Ya en la plaza las cosas cambian, su expansión propicia que el ejercicio sea completamente de observación. Como espacio de permanencia, encuentro y cruce, la plaza de San Victorino se dispone como un lugar vivaz, estridente e impermeable. Me oriento a mirar a mi alrededor, la dinámica es muy sugestiva, la gente que habita y cruza este espacio se integra con la arquitectura, colores y sonidos circundantes. Constato que es un escenario íntegro, no hay improvisación, todo fluye perfectamente. Soy yo quien desentona, soy yo el extraño, el impostor. Pronto rompo la barrera y con Luisa desempeñamos nuestro papel, ofrecemos las arepas a los transeúntes. Comprobamos lo complicado del asunto: ser un vendedor ambulante exige paciencia y otras destrezas. En el intento de interactuar con nuestros posibles clientes verificamos lo que es estar en un espacio que reduce al sujeto a un anonimato derivado de su ubicación en un tejido de roles y representaciones sociales. De alguna manera todos somos importantes y al mismo tiempo nadie es imprescindible, el vendedor de jugos, el rockero, la prostituta, el desempleado de cincuenta años que se sienta a observar, el vendedor de corbata, el turista europeo, el indígena, en fin, todos cumplimos nuestro papel en la función cotidiana del escenario urbano.

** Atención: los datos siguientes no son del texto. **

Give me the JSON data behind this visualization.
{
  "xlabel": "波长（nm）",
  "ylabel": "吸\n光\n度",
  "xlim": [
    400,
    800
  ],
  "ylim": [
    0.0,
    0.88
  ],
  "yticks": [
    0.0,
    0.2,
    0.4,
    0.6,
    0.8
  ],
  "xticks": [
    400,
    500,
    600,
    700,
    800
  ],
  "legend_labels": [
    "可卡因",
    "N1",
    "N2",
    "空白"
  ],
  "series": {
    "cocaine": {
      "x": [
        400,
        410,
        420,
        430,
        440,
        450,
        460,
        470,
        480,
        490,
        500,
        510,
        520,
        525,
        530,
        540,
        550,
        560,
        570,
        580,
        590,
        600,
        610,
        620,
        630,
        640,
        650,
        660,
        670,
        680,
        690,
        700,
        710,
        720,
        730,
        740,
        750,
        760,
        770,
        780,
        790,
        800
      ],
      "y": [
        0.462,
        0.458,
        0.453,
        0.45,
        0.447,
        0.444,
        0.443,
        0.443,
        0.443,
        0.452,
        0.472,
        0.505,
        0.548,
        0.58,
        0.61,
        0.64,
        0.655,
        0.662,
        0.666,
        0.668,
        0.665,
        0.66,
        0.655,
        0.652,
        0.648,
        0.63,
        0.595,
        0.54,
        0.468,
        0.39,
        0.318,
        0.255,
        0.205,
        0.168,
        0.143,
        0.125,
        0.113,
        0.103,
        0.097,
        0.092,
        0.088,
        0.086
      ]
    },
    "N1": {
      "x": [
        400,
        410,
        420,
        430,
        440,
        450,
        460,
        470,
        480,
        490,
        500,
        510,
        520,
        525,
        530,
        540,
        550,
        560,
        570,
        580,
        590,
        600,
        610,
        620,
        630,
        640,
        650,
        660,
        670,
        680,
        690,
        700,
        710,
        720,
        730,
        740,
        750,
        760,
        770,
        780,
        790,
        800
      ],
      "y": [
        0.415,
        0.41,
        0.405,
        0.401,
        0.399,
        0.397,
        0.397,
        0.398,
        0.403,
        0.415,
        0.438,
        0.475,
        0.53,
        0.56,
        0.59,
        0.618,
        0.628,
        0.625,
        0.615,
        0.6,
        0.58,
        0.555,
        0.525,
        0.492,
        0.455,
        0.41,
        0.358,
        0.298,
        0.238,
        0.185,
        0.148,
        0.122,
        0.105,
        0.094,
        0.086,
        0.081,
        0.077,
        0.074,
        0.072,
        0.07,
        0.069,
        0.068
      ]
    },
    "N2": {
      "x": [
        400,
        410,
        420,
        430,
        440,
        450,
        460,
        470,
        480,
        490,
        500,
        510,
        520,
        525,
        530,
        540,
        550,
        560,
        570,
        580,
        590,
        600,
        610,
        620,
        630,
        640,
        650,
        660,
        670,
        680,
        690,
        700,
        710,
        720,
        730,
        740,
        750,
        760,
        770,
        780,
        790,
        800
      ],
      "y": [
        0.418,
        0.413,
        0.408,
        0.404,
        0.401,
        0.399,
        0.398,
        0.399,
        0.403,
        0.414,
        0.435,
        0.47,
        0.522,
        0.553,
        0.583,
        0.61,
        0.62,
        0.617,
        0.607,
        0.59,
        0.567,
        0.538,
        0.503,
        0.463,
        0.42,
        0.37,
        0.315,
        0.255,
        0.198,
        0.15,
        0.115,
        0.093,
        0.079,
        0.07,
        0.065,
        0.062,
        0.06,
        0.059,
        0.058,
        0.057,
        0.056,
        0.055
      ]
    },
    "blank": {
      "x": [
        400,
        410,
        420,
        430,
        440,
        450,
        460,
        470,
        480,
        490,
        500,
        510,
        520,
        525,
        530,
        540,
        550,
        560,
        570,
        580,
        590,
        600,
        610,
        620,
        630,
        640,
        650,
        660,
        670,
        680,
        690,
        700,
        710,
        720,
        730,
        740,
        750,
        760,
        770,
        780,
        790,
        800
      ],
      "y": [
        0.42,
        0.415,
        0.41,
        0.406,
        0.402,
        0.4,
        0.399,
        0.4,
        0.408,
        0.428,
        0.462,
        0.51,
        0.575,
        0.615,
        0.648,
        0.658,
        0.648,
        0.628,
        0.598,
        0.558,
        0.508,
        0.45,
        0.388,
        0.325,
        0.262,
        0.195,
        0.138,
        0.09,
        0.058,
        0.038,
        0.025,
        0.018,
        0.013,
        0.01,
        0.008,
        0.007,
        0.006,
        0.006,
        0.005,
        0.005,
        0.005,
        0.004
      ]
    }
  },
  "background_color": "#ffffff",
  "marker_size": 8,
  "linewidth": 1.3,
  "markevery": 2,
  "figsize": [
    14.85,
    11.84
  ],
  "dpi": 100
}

Al sentarnos al fondo de la plaza descubro algo, (es como un satori, como una iluminación): Todo es una representación, una copia. Lo que observamos es solamente la superficie maquillada y colorida de un sustrato social en blanco, negro y grises. Como personajes de esa representación pretendemos escoger nuestras galas y colores, pero solo lo hacemos de acuerdo a un proyecto en conjunto. La “iluminación” la puedo comparar con el sentimiento que tuve hace unos años al finalizar la visita a una retrospectiva de Santiago Cárdenas: Después de ver el proceso del pintor, desde los tableros, los paraguas y los ganchos, frente a las últimas series, las de las chorreaduras coloridas de pintura con esos floreros superpuestos, descubrí que la mímesis no era el objeto sino el fondo: ¡La copia, la representación, era la pintura del fondo!  En la plaza de San Victorino aquel sábado en el ejercicio de taller hubo un descubrimiento semejante: Yo, quien era el sujeto superpuesto, el objeto arbitrario y ajeno en un trasfondo auténtico, espontáneo y expresivo, me sentí yo mismo ante un escenario ficticio, el telón era el que estaba diseñado meticulosamente para la representación social. De esta manera me pude fundir en la representación, dejé de ser yo mismo estando en los alpargates de otro.